Au début, il n'y avait pas de point d'eau à l'endroit où on cultive. Il fallait ramener son arrosoir de chez soi. On a demandé à notre bailleur de faire venir de l'eau jusqu'au jardin, jardin qui s'appelle d'ailleurs le jardin Santerre. Il y a une deuxième partie qui s'appelle le "jardin sans eau". Ce n'est pas dénué d'humour. Il y a avait donc la question de comment on allait gérer cette eau. Comment on va réussir à éduquer les gens de ne pas constamment remplir leur arrosoir matin et soir, pour arroser leur parcelle. L'une des idées était de suivre la consommation et afficher le prix que le bailleur va nous refacturer. Au final, le mètre cube de flotte c'est vraiment pas cher. Donc l'éducation ne passera pas par là. Et voilà, l'idée est de relever régulièrement le compteur d'eau, on note et on fait la projection annuelle, pour savoir combien on va payer. Dire aux gens que là il y a 300 € d'eau. Si vous arrosiez un peu moins... C'est la gestion des ressources.

Comment en es-tu venu à comparer Permaculture et Agilité ?

En fait, j'ai découvert en même temps l'Agilité et la Permaculture.

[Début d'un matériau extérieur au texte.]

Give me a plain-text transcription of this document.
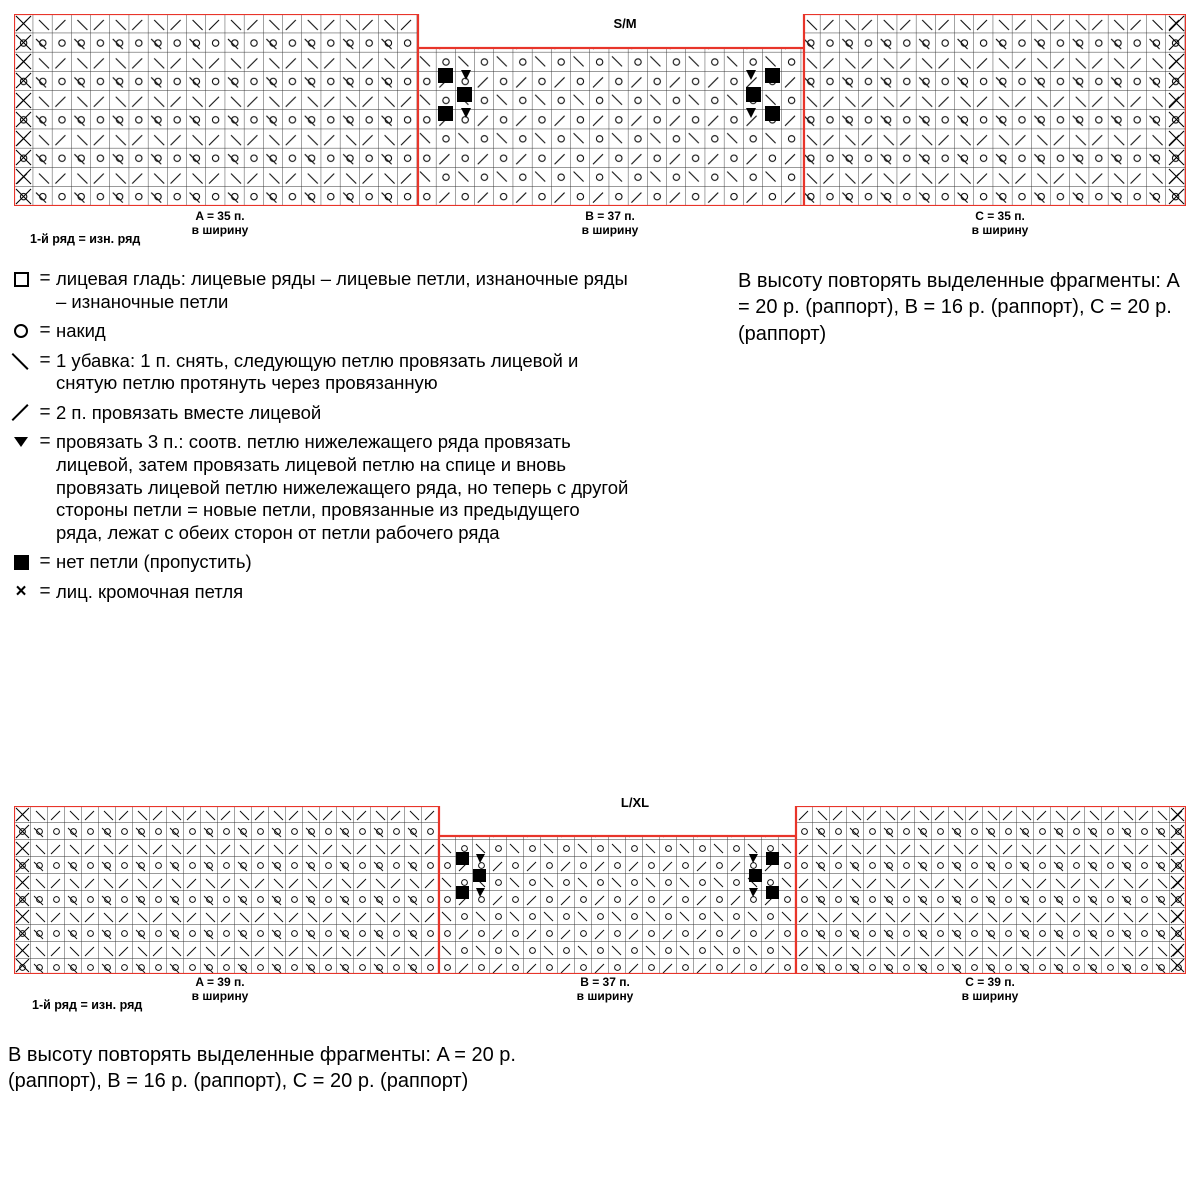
S/M
A = 35 п.
в ширину
B = 37 п.
в ширину
C = 35 п.
в ширину
1-й ряд = изн. ряд
= лицевая гладь: лицевые ряды – лицевые петли, изнаночные ряды – изнаночные петли
= накид
= 1 убавка: 1 п. снять, следующую петлю провязать лицевой и снятую петлю протянуть через провязанную
= 2 п. провязать вместе лицевой
= провязать 3 п.: соотв. петлю нижележащего ряда провязать лицевой, затем провязать лицевой петлю на спице и вновь провязать лицевой петлю нижележащего ряда, но теперь с другой стороны петли = новые петли, провязанные из предыдущего ряда, лежат с обеих сторон от петли рабочего ряда
= нет петли (пропустить)
× = лиц. кромочная петля
В высоту повторять выделенные фрагменты: A = 20 р. (раппорт), B = 16 р. (раппорт), C = 20 р. (раппорт)
L/XL
A = 39 п.
в ширину
B = 37 п.
в ширину
C = 39 п.
в ширину
1-й ряд = изн. ряд
В высоту повторять выделенные фрагменты: A = 20 р. (раппорт), B = 16 р. (раппорт), C = 20 р. (раппорт)
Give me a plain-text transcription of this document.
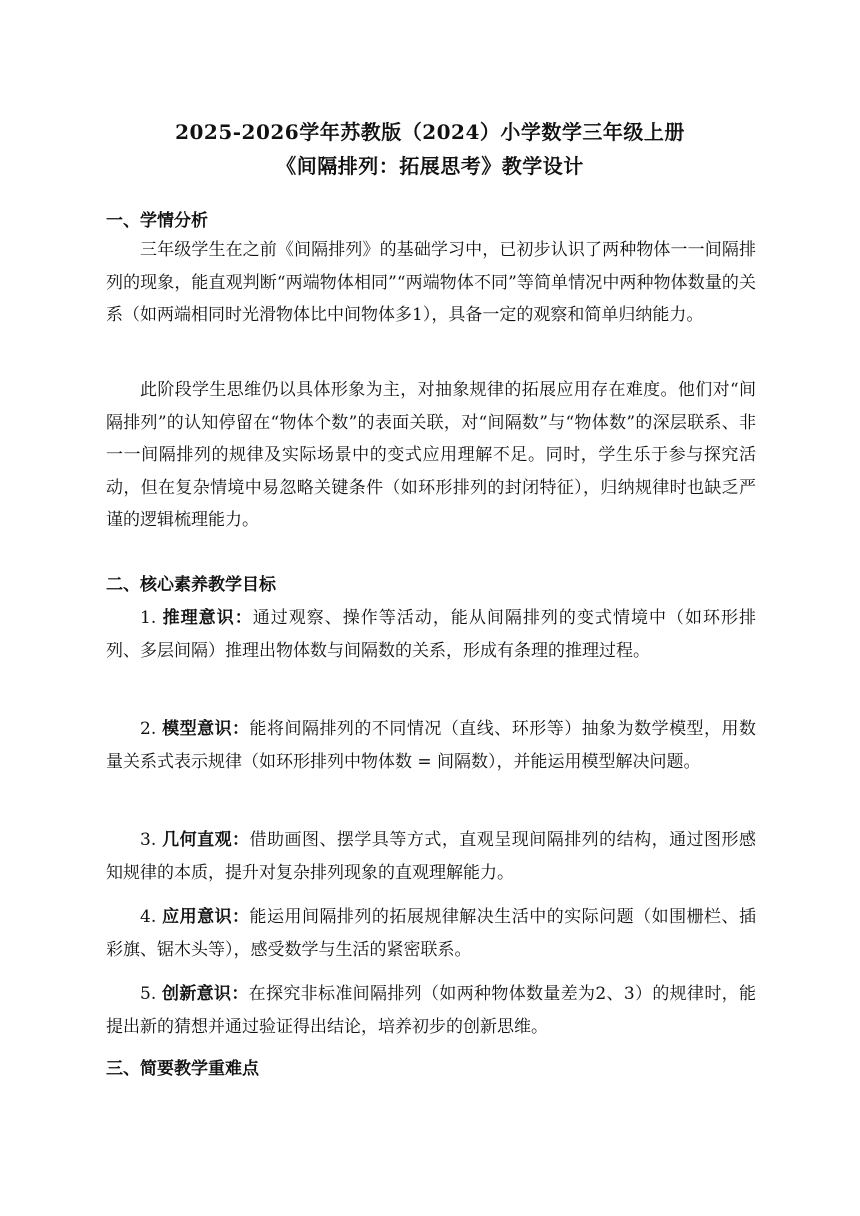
2025-2026学年苏教版（2024）小学数学三年级上册
《间隔排列：拓展思考》教学设计
一、学情分析

三年级学生在之前《间隔排列》的基础学习中，已初步认识了两种物体一一间隔排列的现象，能直观判断“两端物体相同”“两端物体不同”等简单情况中两种物体数量的关系（如两端相同时光滑物体比中间物体多1），具备一定的观察和简单归纳能力。

此阶段学生思维仍以具体形象为主，对抽象规律的拓展应用存在难度。他们对“间隔排列”的认知停留在“物体个数”的表面关联，对“间隔数”与“物体数”的深层联系、非一一间隔排列的规律及实际场景中的变式应用理解不足。同时，学生乐于参与探究活动，但在复杂情境中易忽略关键条件（如环形排列的封闭特征），归纳规律时也缺乏严谨的逻辑梳理能力。

二、核心素养教学目标

1. 推理意识：通过观察、操作等活动，能从间隔排列的变式情境中（如环形排列、多层间隔）推理出物体数与间隔数的关系，形成有条理的推理过程。

2. 模型意识：能将间隔排列的不同情况（直线、环形等）抽象为数学模型，用数量关系式表示规律（如环形排列中物体数 = 间隔数），并能运用模型解决问题。

3. 几何直观：借助画图、摆学具等方式，直观呈现间隔排列的结构，通过图形感知规律的本质，提升对复杂排列现象的直观理解能力。

4. 应用意识：能运用间隔排列的拓展规律解决生活中的实际问题（如围栅栏、插彩旗、锯木头等），感受数学与生活的紧密联系。

5. 创新意识：在探究非标准间隔排列（如两种物体数量差为2、3）的规律时，能提出新的猜想并通过验证得出结论，培养初步的创新思维。

三、简要教学重难点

Je me suis reconverti au développement logiciel il y a 7 ans. J'ai emménagé dans cette résidence il y a une dizaine d'années. Et je me suis rendu compte de similitudes, sur justement, comment gérer les ressources correctement. Sur un projet logiciel, il y a des ressources. Comment ne pas faire la guerre à ce qu'on est censé utiliser et comment les utiliser de manière efficace et efficiente.

Quels sont les problèmes similaires dans la vie en entreprise et dans l'agriculture ?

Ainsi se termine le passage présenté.